El triunfo de la antipolítica

El triunfo de la antipolítica
Foto | Christian Lue (unsplash)

Tanto la campaña como los resultados de las elecciones al Parlamento Europeo son una muestra más de cómo avanza la antipolítica que hace crecer la desafección hacia las instituciones políticas y la misma actividad política, lo que provoca un grave daño social, porque la política es instrumento imprescindible para la construcción de la sociedad. Su desprestigio es una vuelta de tuerca más en el dominio de un individualismo descarnado que destruye los vínculos sociales.

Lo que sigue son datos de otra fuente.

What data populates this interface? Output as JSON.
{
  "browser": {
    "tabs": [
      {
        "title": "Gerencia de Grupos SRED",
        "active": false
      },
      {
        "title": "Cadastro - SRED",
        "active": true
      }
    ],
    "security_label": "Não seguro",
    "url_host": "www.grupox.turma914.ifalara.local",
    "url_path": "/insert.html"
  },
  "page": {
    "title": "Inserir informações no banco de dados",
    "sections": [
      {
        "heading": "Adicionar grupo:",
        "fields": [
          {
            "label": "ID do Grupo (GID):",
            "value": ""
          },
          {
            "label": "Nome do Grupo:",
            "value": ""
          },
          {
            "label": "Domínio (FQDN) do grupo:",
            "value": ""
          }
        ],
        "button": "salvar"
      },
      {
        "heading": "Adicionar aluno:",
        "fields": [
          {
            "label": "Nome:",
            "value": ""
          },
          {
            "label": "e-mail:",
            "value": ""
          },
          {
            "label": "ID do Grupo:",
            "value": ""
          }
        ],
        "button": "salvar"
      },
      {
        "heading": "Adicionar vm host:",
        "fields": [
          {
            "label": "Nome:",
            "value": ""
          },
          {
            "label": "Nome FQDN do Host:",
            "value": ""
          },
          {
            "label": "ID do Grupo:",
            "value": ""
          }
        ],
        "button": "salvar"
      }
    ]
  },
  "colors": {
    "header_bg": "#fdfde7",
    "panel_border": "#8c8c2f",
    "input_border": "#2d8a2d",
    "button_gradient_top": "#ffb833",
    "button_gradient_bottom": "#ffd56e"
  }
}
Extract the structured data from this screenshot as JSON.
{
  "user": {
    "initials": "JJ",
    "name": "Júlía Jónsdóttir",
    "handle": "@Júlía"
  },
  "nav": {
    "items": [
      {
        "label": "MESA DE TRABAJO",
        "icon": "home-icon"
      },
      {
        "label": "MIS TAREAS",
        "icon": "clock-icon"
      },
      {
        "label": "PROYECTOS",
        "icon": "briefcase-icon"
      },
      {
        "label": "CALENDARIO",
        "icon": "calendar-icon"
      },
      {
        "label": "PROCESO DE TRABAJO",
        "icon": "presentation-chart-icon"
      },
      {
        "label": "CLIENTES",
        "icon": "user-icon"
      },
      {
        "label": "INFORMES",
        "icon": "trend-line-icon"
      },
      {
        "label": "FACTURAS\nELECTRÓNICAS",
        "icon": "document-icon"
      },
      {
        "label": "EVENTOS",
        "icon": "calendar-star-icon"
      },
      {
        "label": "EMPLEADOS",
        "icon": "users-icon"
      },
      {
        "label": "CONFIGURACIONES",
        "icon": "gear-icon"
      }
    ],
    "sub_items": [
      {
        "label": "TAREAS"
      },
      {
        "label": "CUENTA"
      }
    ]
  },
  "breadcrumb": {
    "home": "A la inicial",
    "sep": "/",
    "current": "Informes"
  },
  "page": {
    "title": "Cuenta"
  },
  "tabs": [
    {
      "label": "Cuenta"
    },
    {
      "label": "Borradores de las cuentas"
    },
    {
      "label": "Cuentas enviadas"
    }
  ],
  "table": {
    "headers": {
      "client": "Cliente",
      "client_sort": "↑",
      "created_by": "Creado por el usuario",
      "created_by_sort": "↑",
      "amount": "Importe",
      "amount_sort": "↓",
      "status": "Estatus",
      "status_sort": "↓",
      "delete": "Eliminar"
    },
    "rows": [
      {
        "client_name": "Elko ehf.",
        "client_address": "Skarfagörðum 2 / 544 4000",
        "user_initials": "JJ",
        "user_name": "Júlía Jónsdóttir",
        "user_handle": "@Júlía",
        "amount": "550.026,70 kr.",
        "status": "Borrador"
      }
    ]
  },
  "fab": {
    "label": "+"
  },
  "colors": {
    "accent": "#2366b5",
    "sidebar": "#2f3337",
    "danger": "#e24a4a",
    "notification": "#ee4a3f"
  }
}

En España, aunque no solo, la campaña ha sido penosa y hasta mezquina, con un marcado carácter plebiscitario (Sánchez sí o no) y una ausencia casi total de ningún tipo de debate sobre el proyecto europeo que se defiende. Así no es posible prestigiar la política. Como ha denunciado reiteradamente el papa Francisco, el drama del inmediatismo político, del cortoplacismo que busca obtener votos como sea, provoca un gran daño porque impide construir proyectos de futuro que afronten las necesidades sociales desde la perspectiva del bien común. Ese es el gran caldo de cultivo de la extrema derecha. En ese ambiente se utiliza cualquier cosa para deshumanizar al adversario político y así no es posible afrontar las necesidades sociales. Es urgente humanizar la política, para lo que es imprescindible salir del inmediatismo cortoplacista.